The news quickly follows another big announcement in Manchester, with Rem Koolhaas awarded the commission to design a new arts venue called The Factory Manchester.
The UK’s department for sport, culture, and media is soon to face a 20 percent cut—or about $1.6 billion—to its core administrative budget, according to Nick Clark in The Independent. However, the Arts Council will receive a cash increase of about fifteen million dollars, each year until 2019 and 2020. This represents a net budget decrease for the arts of 5 percent over the period.
Arts Council England’s Chair, Sir Peter Bazalgette, said that the figures reflected an “astonishing settlement for arts and culture,” and overall, according to ex-Barbican chief Sir John Tusa, the news was a victory because “some had expected cuts of up to 20 percent” in the arts.
Concerns were raised by the director of the Art Fund, Stephen Deuchar, over the fate of lesser-known local arts organizations—though Osborne did pledge support for institutions beyond London. And the government also unveiled plans to sell Blythe House, which currently functions as a store and archive for the Victoria and Albert as well as the Science and British museums. Proceeds from the sale of the property will generate around $230 million in funding, which will rehouse the two million objects kept in the building’s storage.

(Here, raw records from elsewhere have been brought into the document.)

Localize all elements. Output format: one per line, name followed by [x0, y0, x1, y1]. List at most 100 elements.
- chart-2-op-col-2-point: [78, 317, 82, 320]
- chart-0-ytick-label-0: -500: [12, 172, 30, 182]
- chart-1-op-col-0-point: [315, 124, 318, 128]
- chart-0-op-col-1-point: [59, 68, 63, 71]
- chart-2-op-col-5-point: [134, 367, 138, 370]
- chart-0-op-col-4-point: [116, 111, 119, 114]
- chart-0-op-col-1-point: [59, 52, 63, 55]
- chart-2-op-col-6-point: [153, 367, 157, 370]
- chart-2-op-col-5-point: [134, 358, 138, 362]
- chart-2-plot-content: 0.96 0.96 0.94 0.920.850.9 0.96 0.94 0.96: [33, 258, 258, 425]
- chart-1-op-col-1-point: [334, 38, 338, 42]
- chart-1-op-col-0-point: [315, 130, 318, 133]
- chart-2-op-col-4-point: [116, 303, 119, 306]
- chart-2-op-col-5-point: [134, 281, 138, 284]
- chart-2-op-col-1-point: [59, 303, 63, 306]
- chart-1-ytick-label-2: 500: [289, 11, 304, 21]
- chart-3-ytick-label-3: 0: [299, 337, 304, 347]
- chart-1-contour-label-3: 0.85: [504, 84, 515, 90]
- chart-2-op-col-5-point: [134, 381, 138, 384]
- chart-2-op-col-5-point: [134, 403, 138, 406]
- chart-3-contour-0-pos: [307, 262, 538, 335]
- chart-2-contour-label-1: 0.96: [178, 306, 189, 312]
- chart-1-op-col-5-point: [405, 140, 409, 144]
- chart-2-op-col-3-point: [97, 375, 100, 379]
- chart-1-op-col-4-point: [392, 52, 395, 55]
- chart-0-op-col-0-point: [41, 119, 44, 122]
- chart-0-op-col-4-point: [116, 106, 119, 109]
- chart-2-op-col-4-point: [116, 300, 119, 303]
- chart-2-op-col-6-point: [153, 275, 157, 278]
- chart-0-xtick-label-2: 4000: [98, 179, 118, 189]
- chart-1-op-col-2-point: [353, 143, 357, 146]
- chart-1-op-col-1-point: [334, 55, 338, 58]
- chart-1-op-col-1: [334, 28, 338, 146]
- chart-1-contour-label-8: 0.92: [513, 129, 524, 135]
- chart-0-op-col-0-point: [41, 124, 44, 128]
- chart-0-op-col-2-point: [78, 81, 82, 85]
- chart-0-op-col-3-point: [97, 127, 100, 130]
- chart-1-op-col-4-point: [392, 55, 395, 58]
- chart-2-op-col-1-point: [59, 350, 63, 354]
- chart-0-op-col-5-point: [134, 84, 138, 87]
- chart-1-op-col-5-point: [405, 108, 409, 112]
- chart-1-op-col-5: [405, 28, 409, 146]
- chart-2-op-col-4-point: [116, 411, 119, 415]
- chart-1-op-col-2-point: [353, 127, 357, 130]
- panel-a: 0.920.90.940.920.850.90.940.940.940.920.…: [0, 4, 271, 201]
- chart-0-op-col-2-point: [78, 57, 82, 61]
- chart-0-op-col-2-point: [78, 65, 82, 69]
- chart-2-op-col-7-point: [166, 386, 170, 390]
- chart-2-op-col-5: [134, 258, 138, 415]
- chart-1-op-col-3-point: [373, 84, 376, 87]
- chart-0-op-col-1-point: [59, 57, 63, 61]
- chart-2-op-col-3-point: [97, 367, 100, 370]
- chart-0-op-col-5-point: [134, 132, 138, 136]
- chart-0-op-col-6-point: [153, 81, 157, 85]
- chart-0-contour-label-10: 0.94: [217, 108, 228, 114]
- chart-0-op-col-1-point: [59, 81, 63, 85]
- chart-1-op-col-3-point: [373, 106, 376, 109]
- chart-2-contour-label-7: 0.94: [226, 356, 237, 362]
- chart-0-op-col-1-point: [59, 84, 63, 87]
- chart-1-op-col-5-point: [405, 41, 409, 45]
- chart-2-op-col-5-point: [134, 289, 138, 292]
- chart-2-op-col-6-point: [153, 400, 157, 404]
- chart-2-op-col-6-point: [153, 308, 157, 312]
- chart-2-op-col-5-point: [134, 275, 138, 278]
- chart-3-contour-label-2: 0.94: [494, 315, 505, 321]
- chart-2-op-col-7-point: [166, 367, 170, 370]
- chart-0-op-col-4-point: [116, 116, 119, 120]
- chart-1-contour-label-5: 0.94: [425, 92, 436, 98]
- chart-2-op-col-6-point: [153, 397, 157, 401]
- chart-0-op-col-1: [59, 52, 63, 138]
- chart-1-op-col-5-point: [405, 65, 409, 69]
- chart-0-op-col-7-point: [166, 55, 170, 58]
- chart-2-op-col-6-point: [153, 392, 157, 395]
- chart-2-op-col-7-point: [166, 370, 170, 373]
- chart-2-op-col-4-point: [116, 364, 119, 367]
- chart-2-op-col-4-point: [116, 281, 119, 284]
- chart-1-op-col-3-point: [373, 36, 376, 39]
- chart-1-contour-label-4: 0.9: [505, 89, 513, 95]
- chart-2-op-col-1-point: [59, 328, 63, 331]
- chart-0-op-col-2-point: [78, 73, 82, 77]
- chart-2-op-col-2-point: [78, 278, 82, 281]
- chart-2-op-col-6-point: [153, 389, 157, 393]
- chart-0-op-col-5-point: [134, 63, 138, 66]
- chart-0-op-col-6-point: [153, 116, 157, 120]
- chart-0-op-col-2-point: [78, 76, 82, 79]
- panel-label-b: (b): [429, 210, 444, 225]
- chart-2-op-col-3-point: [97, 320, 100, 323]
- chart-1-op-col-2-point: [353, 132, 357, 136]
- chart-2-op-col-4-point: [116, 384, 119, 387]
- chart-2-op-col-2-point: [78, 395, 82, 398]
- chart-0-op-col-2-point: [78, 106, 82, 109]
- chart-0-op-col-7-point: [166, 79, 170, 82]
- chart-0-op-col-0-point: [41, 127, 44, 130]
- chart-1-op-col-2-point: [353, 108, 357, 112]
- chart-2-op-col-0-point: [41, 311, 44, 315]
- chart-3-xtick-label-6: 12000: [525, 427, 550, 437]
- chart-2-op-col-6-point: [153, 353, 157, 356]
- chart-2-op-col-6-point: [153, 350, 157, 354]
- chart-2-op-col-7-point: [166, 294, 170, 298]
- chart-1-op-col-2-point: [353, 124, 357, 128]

Tate announced today the appointment of two new curators, Clara Kim and Nancy Ireson. Kim will be the Daskalopoulos Senior Curator in International Art (Africa, Asia, and Middle East), while Ireson has been made curator of international art.
Kim arrives at Tate Modern after her recent role as senior curator at the Walker Art Center, where she organized a midcareer survey of Abraham Cruzvillegas; prior to the Walker, Kim spent eight years at REDCAT in Los Angeles, where she was gallery director and curator from 2008–2011. Since 2013, Ireson has been the Rothma Family Associate Curator at the Art Institute of Chicago, where she curated “Temptation! The Demons of James Ensor” in partnership with the Getty Museum.